Meta-Informationen
Gericht: Regionalgericht Bern-Mittelland
Urteilsdatum: 09.11.2023
Kanton: BE
Verfahrensart: ordentlich
Geschlecht: männlich
Nationalität: unbekannt
Deliktsscore übrige Delikte: 2
Vorbestraft: Ja
Einschlägig vorbestraft: Nein

Hauptdelikt: einfache Körperverletzung (Art. 123 StGB)
Tatmittel: Messer/Stich-/Schnittwerkzeug (auch Glas/Flasche)
Vorsatzform: Eventualvorsatz
Mehrfache Begehung: Nein
Anzahl Opfer: 1
Täter-Opfer-Beziehung: flüchtig bekannt
Verletzungsfolge: leichte Verletzung
Angegriffenes Körperteil: Extremitäten (Arme/Beine)
Substanzeinfluss: unbekannt/keine Angabe
Deliktssumme:

Qualifikationsgründe:
  • Waffe/gefährlicher Gegenstand
Besonderheiten:
  • Keine
Sanktion

Hauptsanktion: Freiheitsstrafe

Dauer: 9 Monate

Vollzug: unbedingt

Kurzsachverhalt

Bei einer gewaltsamen Auseinandersetzung zwischen zwei rivalisierenden Männergruppen zog ein Beteiligter eine Krücke gegen den mit einem Messer drohenden Beschuldigten, worauf dieser dem wegrennenden Geschädigten das Messer aus 5-10 Metern Distanz nachwarf und ihn damit über der linken Kniekehle traf (ca. 1,5 cm lange Stichverletzung); rund 1,5 Jahre zuvor hatte der Beschuldigte bereits bei einer anderen Auseinandersetzung einen Geschädigten unvermittelt mit der Faust ins Gesicht geschlagen, während weitere Beteiligte auf ein am Boden liegendes Opfer eintraten.

Zusammenfassung

In zwei separaten Vorfällen wurde der Beschuldigte wegen Angriffs schuldig gesprochen: Am 18.12.2020 näherte er sich einem Geschädigten, bedrohte ihn und schlug ihm nach kurzer Auseinandersetzung unvermittelt mit der Faust ins Gesicht, während im Rahmen derselben Situation weitere Beteiligte einen zweiten, am Boden liegenden Geschädigten mehrfach gegen den Kopf traten.

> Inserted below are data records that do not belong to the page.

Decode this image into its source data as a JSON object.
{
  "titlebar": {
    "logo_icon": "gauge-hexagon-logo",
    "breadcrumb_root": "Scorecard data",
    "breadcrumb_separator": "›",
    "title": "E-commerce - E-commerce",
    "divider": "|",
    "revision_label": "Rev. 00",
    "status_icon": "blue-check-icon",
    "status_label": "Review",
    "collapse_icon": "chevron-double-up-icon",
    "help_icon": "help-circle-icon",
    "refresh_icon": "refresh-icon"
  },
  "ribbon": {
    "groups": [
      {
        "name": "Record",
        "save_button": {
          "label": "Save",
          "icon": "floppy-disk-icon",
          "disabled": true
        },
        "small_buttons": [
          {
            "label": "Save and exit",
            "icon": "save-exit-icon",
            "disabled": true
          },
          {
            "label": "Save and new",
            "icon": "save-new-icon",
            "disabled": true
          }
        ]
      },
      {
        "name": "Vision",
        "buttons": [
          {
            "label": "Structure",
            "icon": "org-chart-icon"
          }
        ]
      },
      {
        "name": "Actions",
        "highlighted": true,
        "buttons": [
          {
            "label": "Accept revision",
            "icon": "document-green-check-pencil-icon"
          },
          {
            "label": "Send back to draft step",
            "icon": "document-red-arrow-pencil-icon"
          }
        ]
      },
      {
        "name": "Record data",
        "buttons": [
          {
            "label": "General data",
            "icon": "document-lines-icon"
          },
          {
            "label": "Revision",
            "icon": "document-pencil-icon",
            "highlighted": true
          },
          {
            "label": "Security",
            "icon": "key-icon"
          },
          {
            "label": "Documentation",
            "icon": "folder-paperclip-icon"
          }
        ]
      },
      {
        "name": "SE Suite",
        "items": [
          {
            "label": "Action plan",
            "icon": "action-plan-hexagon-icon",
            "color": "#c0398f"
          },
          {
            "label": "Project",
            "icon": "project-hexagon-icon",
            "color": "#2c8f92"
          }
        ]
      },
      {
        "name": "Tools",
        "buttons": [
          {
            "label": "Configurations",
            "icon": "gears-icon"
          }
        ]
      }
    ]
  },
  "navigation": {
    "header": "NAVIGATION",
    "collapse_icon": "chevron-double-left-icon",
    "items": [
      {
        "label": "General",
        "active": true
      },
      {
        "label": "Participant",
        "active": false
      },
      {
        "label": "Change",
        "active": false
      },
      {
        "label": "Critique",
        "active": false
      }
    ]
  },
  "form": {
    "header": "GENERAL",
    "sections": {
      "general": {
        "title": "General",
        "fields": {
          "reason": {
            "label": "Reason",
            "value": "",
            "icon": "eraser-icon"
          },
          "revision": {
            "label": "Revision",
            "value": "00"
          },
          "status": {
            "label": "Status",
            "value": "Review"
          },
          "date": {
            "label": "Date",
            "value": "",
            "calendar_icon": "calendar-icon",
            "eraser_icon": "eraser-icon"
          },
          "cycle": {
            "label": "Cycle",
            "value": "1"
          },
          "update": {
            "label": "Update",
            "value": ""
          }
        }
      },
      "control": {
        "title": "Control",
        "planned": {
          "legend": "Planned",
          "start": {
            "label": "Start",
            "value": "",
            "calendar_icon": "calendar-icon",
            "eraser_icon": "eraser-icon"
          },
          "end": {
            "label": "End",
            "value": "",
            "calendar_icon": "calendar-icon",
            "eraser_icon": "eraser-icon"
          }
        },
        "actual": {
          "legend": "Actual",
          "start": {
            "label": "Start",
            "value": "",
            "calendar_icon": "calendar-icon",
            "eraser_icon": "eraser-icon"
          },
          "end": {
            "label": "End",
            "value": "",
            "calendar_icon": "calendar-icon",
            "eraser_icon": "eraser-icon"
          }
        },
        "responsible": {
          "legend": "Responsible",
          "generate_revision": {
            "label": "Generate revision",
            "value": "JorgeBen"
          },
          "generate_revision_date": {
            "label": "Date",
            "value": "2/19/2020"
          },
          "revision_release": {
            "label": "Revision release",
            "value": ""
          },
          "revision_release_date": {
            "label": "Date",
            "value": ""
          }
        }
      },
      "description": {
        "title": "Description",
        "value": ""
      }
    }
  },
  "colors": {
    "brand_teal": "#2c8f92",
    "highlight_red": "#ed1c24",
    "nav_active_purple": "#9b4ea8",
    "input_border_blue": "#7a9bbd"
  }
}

Am 02.07.2022 kam es zu einer gewaltsamen Auseinandersetzung zwischen zwei Männergruppen: Der Beschuldigte trat von hinten gegen das Bein eines weggehenden Geschädigten und nahm ein Messer hervor, das er drohend gegen seinen Bauch hielt; als ein anderer Beteiligter eine Krücke gegen ihn einsetzte, rannte der fliehende E. davon, woraufhin der Beschuldigte ihm das Messer aus 5 bis 10 Metern Distanz nachwarf. Das Messer traf E. über der linken Kniekehle und verursachte eine rund 1,5 cm lange Stichverletzung. Das Regionalgericht Bern-Mittelland sprach den Beschuldigten am 09.11.2023 des Angriffs (zweifach), der einfachen Körperverletzung mit gefährlichem Gegenstand, der Beschimpfung sowie diverser Übertretungen (geringfügiger Diebstahl, Schwarzfahren, Betäubungsmittelkonsum) schuldig und verurteilte ihn unter Einbezug einer widerrufenen bedingten Jugendstrafe zu einer Gesamtstrafe von 9 Monaten Freiheitsstrafe unbedingt sowie zu einer Geldstrafe von 40 Tagessätzen. Der Beschuldigte legte Berufung ein, beschränkte diese jedoch ausdrücklich auf die Strafzumessung und den Widerruf; sämtliche Schuldsprüche blieben unangefochten und wurden rechtskräftig. Das Obergericht des Kantons Bern hiess die Berufung am 29.05.2024 teilweise gut: Es sah vom Widerruf der mit Urteil der Jugendanwaltschaft Bern-Mittelland vom 09.04.2019 ausgesprochenen bedingten Geldstrafe ab und verurteilte den Beschuldigten zwar ebenfalls zu einer Freiheitsstrafe von 9 Monaten, schob deren Vollzug jedoch bedingt auf bei einer Probezeit von 5 Jahren unter Anordnung von Bewährungshilfe für die gesamte Dauer der Probezeit.